Aggregations inside window functions

Published Jul. 24, 2021

I wrote recently about the path of learning SQL and I wanted to take a little excursion into what step 6 can look like. In that recent post, I provided examples of when one can use window functions. We generally want to compare things between days or some other aggregated measure. Unfortunately, as anyone working with data knows, the source data is often at a transactional level with many many records per day. This problem is easily handled by CTEs: first we aggregate our records by day as a CTE and then we apply the window functions to the aggregated CTE. But, did you know that this can (in most SQL engines) be elegantly and concisely written without the use of a CTE? Let's take a look at an example.

Let's say that we have a table of temperature recordings and we want to compare the change in daily highs. We have a table temps that records the time and temp at given reading. And because we are sane and sensible, we record our temperature in Celsius.

time temp
2021-07-01 12:14:42 20.0
2021-07-01 17:01:14 25.0
2021-07-02 06:08:22 18.0
2021-07-02 20:00:11 23.0
2021-07-03 04:39:21 14.0
2021-07-03 11:30:00 21.0
2021-07-03 22:09:43 18.0

The first step would involve figuring out the max temperatures for each day.

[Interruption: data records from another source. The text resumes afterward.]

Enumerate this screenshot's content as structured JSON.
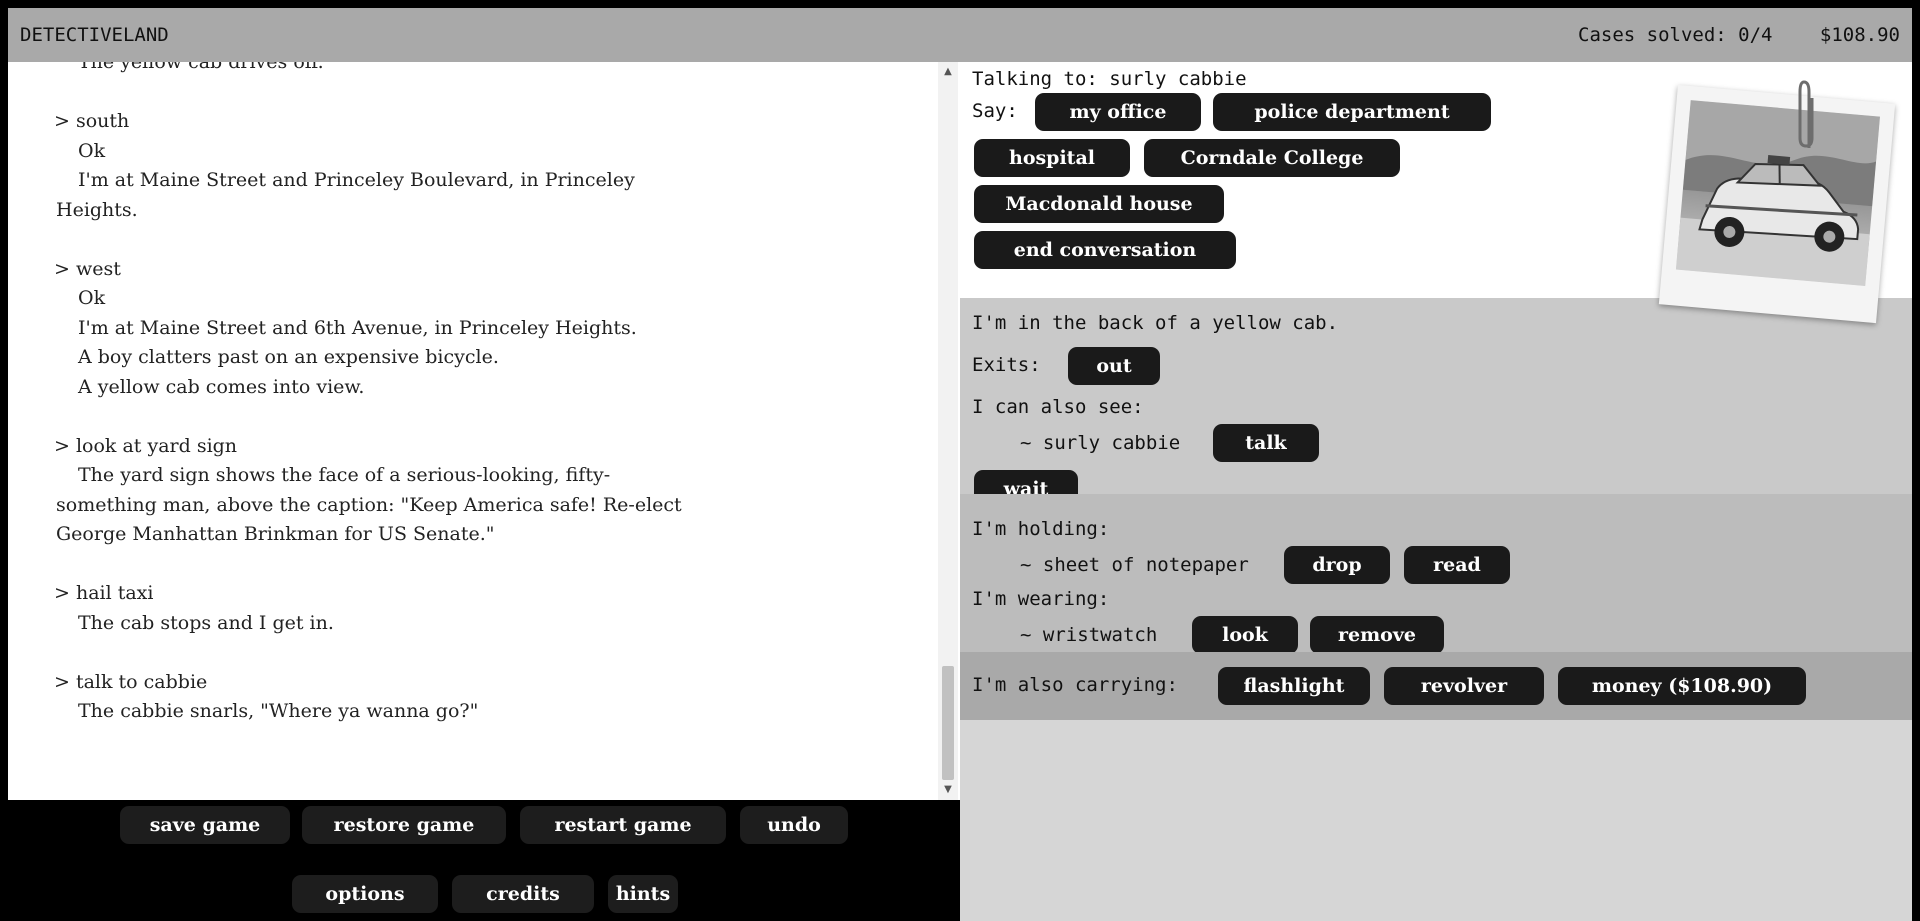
{
  "header": {
    "title": "DETECTIVELAND",
    "cases_solved": "Cases solved: 0/4",
    "money": "$108.90"
  },
  "transcript": {
    "entries": [
      {
        "lines": [
          "The yellow cab drives off."
        ]
      },
      {
        "cmd": "> south",
        "lines": [
          "Ok",
          "I'm at Maine Street and Princeley Boulevard, in Princeley",
          "Heights."
        ]
      },
      {
        "cmd": "> west",
        "lines": [
          "Ok",
          "I'm at Maine Street and 6th Avenue, in Princeley Heights.",
          "A boy clatters past on an expensive bicycle.",
          "A yellow cab comes into view."
        ]
      },
      {
        "cmd": "> look at yard sign",
        "lines": [
          "The yard sign shows the face of a serious-looking, fifty-",
          "something man, above the caption: \"Keep America safe! Re-elect",
          "George Manhattan Brinkman for US Senate.\""
        ]
      },
      {
        "cmd": "> hail taxi",
        "lines": [
          "The cab stops and I get in."
        ]
      },
      {
        "cmd": "> talk to cabbie",
        "lines": [
          "The cabbie snarls, \"Where ya wanna go?\""
        ]
      }
    ]
  },
  "system_buttons": {
    "save": "save game",
    "restore": "restore game",
    "restart": "restart game",
    "undo": "undo",
    "options": "options",
    "credits": "credits",
    "hints": "hints"
  },
  "conversation": {
    "talking_to": "Talking to: surly cabbie",
    "say_label": "Say:",
    "options": [
      "my office",
      "police department",
      "hospital",
      "Corndale College",
      "Macdonald house",
      "end conversation"
    ]
  },
  "room": {
    "description": "I'm in the back of a yellow cab.",
    "exits_label": "Exits:",
    "exits": [
      "out"
    ],
    "see_label": "I can also see:",
    "npc": "~ surly cabbie",
    "npc_action": "talk",
    "wait": "wait"
  },
  "inventory": {
    "holding_label": "I'm holding:",
    "held_item": "~ sheet of notepaper",
    "held_actions": [
      "drop",
      "read"
    ],
    "wearing_label": "I'm wearing:",
    "worn_item": "~ wristwatch",
    "worn_actions": [
      "look",
      "remove"
    ],
    "carrying_label": "I'm also carrying:",
    "carried": [
      "flashlight",
      "revolver",
      "money ($108.90)"
    ]
  },
  "icons": {
    "photo": "taxi-photo-icon",
    "clip": "paperclip-icon"
  }
}
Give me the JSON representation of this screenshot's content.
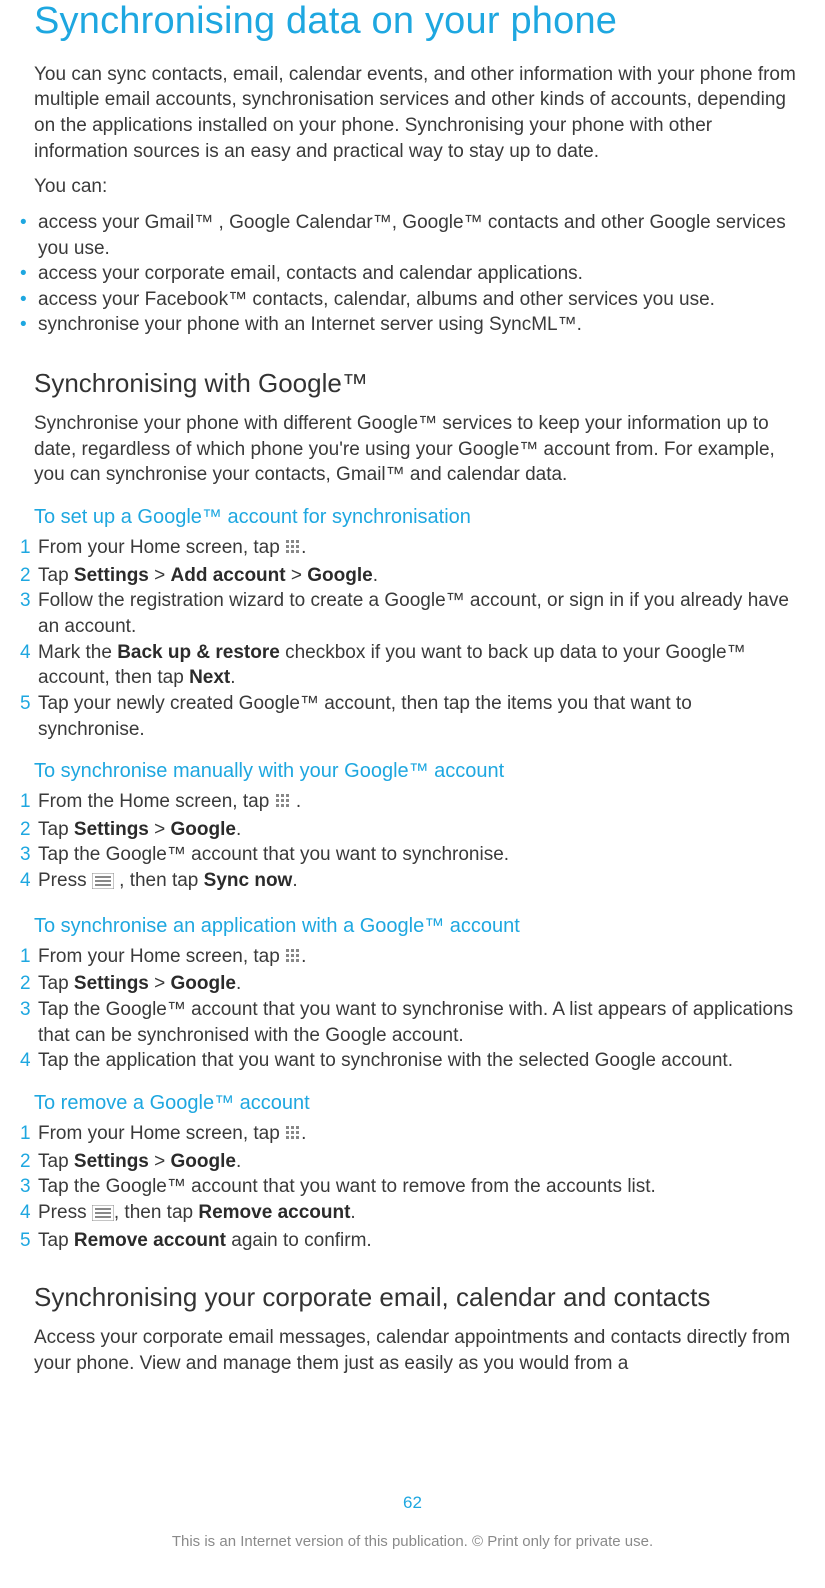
{
  "title": "Synchronising data on your phone",
  "intro1": "You can sync contacts, email, calendar events, and other information with your phone from multiple email accounts, synchronisation services and other kinds of accounts, depending on the applications installed on your phone. Synchronising your phone with other information sources is an easy and practical way to stay up to date.",
  "intro2": "You can:",
  "bullets": [
    "access your Gmail™ , Google Calendar™, Google™ contacts and other Google services you use.",
    "access your corporate email, contacts and calendar applications.",
    "access your Facebook™ contacts, calendar, albums and other services you use.",
    "synchronise your phone with an Internet server using SyncML™."
  ],
  "google": {
    "heading": "Synchronising with Google™",
    "para": "Synchronise your phone with different Google™ services to keep your information up to date, regardless of which phone you're using your Google™ account from. For example, you can synchronise your contacts, Gmail™ and calendar data.",
    "setup": {
      "title": "To set up a Google™ account for synchronisation",
      "s1a": "From your Home screen, tap ",
      "s1b": ".",
      "s2a": "Tap ",
      "s2_settings": "Settings",
      "s2_gt1": " > ",
      "s2_add": "Add account",
      "s2_gt2": " > ",
      "s2_google": "Google",
      "s2b": ".",
      "s3": "Follow the registration wizard to create a Google™ account, or sign in if you already have an account.",
      "s4a": "Mark the ",
      "s4_backup": "Back up & restore",
      "s4b": " checkbox if you want to back up data to your Google™ account, then tap ",
      "s4_next": "Next",
      "s4c": ".",
      "s5": "Tap your newly created Google™ account, then tap the items you that want to synchronise."
    },
    "manual": {
      "title": "To synchronise manually with your Google™ account",
      "s1a": "From the Home screen, tap ",
      "s1b": " .",
      "s2a": "Tap ",
      "s2_settings": "Settings",
      "s2_gt": " > ",
      "s2_google": "Google",
      "s2b": ".",
      "s3": "Tap the Google™ account that you want to synchronise.",
      "s4a": "Press ",
      "s4b": " , then tap ",
      "s4_sync": "Sync now",
      "s4c": "."
    },
    "appsync": {
      "title": "To synchronise an application with a Google™ account",
      "s1a": "From your Home screen, tap ",
      "s1b": ".",
      "s2a": "Tap ",
      "s2_settings": "Settings",
      "s2_gt": " > ",
      "s2_google": "Google",
      "s2b": ".",
      "s3": "Tap the Google™ account that you want to synchronise with. A list appears of applications that can be synchronised with the Google account.",
      "s4": "Tap the application that you want to synchronise with the selected Google account."
    },
    "remove": {
      "title": "To remove a Google™ account",
      "s1a": "From your Home screen, tap ",
      "s1b": ".",
      "s2a": "Tap ",
      "s2_settings": "Settings",
      "s2_gt": " > ",
      "s2_google": "Google",
      "s2b": ".",
      "s3": "Tap the Google™ account that you want to remove from the accounts list.",
      "s4a": "Press ",
      "s4b": ", then tap ",
      "s4_remove": "Remove account",
      "s4c": ".",
      "s5a": "Tap ",
      "s5_remove": "Remove account",
      "s5b": " again to confirm."
    }
  },
  "corp": {
    "heading": "Synchronising your corporate email, calendar and contacts",
    "para": "Access your corporate email messages, calendar appointments and contacts directly from your phone. View and manage them just as easily as you would from a"
  },
  "footer": {
    "page": "62",
    "disclaimer": "This is an Internet version of this publication. © Print only for private use."
  }
}
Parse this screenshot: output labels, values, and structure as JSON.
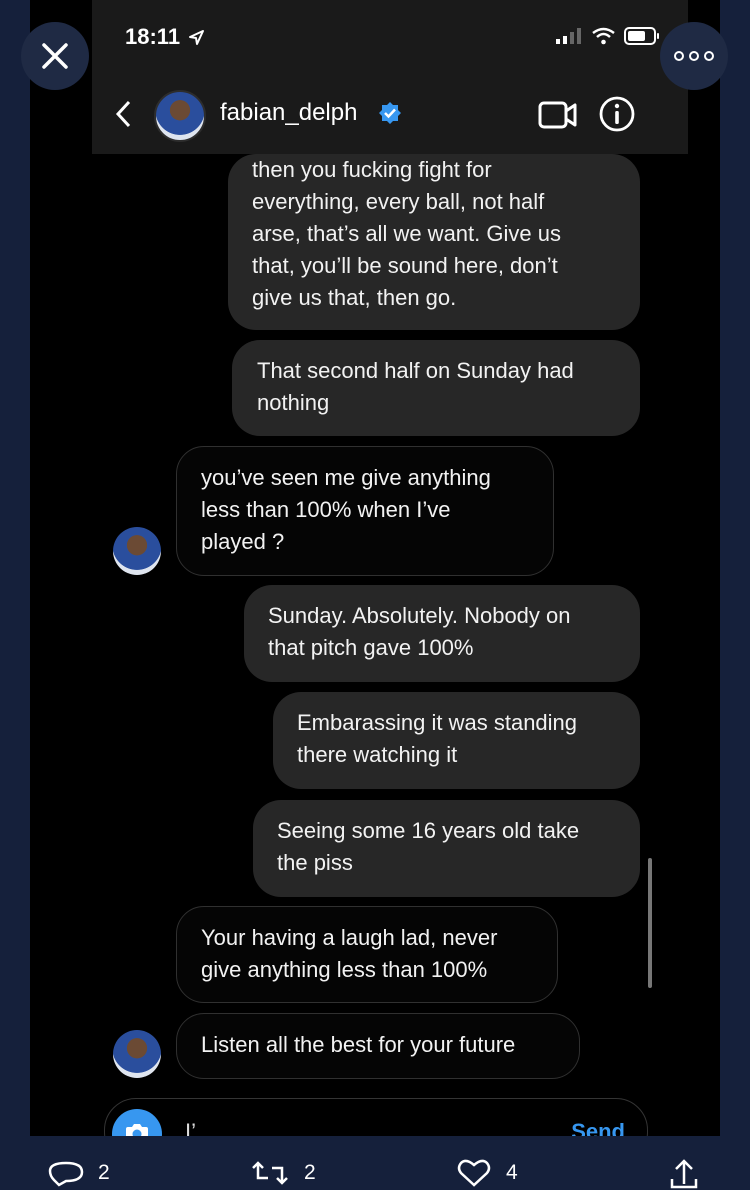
{
  "status_bar": {
    "time": "18:11"
  },
  "header": {
    "username": "fabian_delph"
  },
  "messages": [
    {
      "lines": [
        "then you fucking fight for",
        "everything, every ball, not half",
        "arse, that’s all  we want. Give us",
        "that, you’ll be sound here, don’t",
        "give us that, then go."
      ]
    },
    {
      "lines": [
        "That second half on Sunday had",
        "nothing"
      ]
    },
    {
      "lines": [
        "you’ve seen me give anything",
        "less than 100% when I’ve",
        "played ?"
      ]
    },
    {
      "lines": [
        "Sunday. Absolutely. Nobody on",
        "that pitch gave 100%"
      ]
    },
    {
      "lines": [
        "Embarassing it was standing",
        "there watching it"
      ]
    },
    {
      "lines": [
        "Seeing some 16 years old take",
        "the piss"
      ]
    },
    {
      "lines": [
        "Your having a laugh lad, never",
        "give anything less than 100%"
      ]
    },
    {
      "lines": [
        "Listen all the best for your future"
      ]
    }
  ],
  "composer": {
    "value": "I’",
    "send_label": "Send"
  },
  "tweet_actions": {
    "replies": "2",
    "retweets": "2",
    "likes": "4"
  },
  "icons": {
    "location": "location-arrow-icon",
    "signal": "cellular-signal-icon",
    "wifi": "wifi-icon",
    "battery": "battery-icon",
    "back": "chevron-left-icon",
    "verified": "verified-badge-icon",
    "video": "video-camera-icon",
    "info": "info-icon",
    "camera": "camera-icon",
    "close": "close-icon",
    "more": "more-options-icon",
    "reply": "reply-icon",
    "retweet": "retweet-icon",
    "like": "heart-icon",
    "share": "share-icon"
  },
  "colors": {
    "accent": "#3797f0",
    "outgoing_bubble": "#272727",
    "page_background": "#15203b"
  }
}
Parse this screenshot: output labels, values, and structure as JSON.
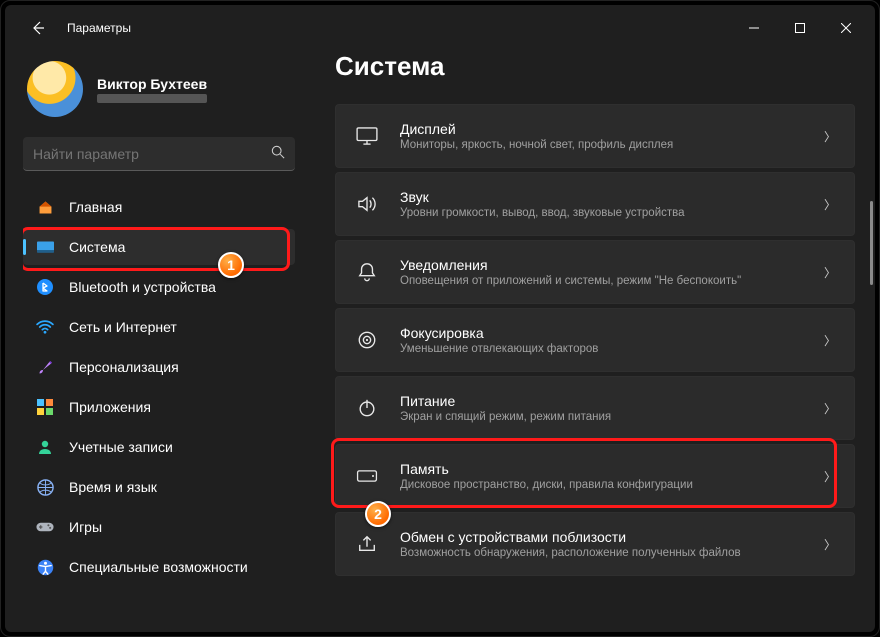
{
  "titlebar": {
    "appname": "Параметры"
  },
  "profile": {
    "username": "Виктор Бухтеев"
  },
  "search": {
    "placeholder": "Найти параметр"
  },
  "nav": [
    {
      "id": "home",
      "label": "Главная"
    },
    {
      "id": "system",
      "label": "Система",
      "selected": true
    },
    {
      "id": "bluetooth",
      "label": "Bluetooth и устройства"
    },
    {
      "id": "network",
      "label": "Сеть и Интернет"
    },
    {
      "id": "personalization",
      "label": "Персонализация"
    },
    {
      "id": "apps",
      "label": "Приложения"
    },
    {
      "id": "accounts",
      "label": "Учетные записи"
    },
    {
      "id": "time",
      "label": "Время и язык"
    },
    {
      "id": "gaming",
      "label": "Игры"
    },
    {
      "id": "accessibility",
      "label": "Специальные возможности"
    }
  ],
  "main": {
    "heading": "Система",
    "settings": [
      {
        "id": "display",
        "title": "Дисплей",
        "sub": "Мониторы, яркость, ночной свет, профиль дисплея"
      },
      {
        "id": "sound",
        "title": "Звук",
        "sub": "Уровни громкости, вывод, ввод, звуковые устройства"
      },
      {
        "id": "notif",
        "title": "Уведомления",
        "sub": "Оповещения от приложений и системы, режим \"Не беспокоить\""
      },
      {
        "id": "focus",
        "title": "Фокусировка",
        "sub": "Уменьшение отвлекающих факторов"
      },
      {
        "id": "power",
        "title": "Питание",
        "sub": "Экран и спящий режим, режим питания"
      },
      {
        "id": "storage",
        "title": "Память",
        "sub": "Дисковое пространство, диски, правила конфигурации"
      },
      {
        "id": "share",
        "title": "Обмен с устройствами поблизости",
        "sub": "Возможность обнаружения, расположение полученных файлов"
      }
    ]
  },
  "annotations": {
    "badge1": "1",
    "badge2": "2"
  },
  "colors": {
    "accent": "#4cc2ff",
    "highlight": "#ff1a1a",
    "badge": "#ff6a00"
  }
}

SELECT date_trunc('day', time) AS day, max(temp) AS max_temp
FROM temps
GROUP BY 1
ORDER BY 1

Which gets us:

day max_temp
2021-07-01 25.0
2021-07-02 23.0
2021-07-03 21.0

Now with a little window function wizardry, we can compute our day-over-day change.

WITH daily AS (
  SELECT date_trunc('day', time) AS day, max(temp) AS max_temp
  FROM temps
  GROUP BY 1
  ORDER BY 1
)
SELECT *,
       lag(max_temp) OVER(ORDER BY day) AS yesterday_max,
       max_temp - lag(max_temp) OVER(ORDER BY day) AS dod_change
FROM daily

Which gets us:

day max_temp yesterday_max dod_change
2021-07-01 25.0
2021-07-02 23.0 25.0 -2.0
2021-07-03 21.0 23.0 -2.0

All is well and we have what we need. But we can do better than that!

SELECT date_trunc('day', time) AS day,
       max(temp) AS max_temp,
       lag(max(temp)) OVER(ORDER BY date_trunc('day', time)) AS yesterday_max,
       max(temp) - lag(max(temp)) OVER(ORDER BY date_trunc('day', time)) AS dod_change
FROM temps
GROUP BY 1
ORDER BY 1
day max_temp yesterday_max dod_change
2021-07-01 25.0
2021-07-02 23.0 25.0 -2.0
2021-07-03 21.0 23.0 -2.0

Slick! If you look carefully, all we really did was sub in max(temp) and date_trunc('day', time) into our window function where we previously had used the aliased fields max_temp and day respectively. This nesting can look quite confusing at first, especially if you start doing things like sum(count(*)) OVER() to get the total count of records by day but I think it is wonderfully clear when you understand what's happening.

Like all things, practice makes perfect. Don't expect to get this right the first time. But next time you see this pattern of aggregation then window function, stretch yourself and see if you can do it in one shot. Who knows who you can become with all the extra time saved from writing those 5 extra lines of code!?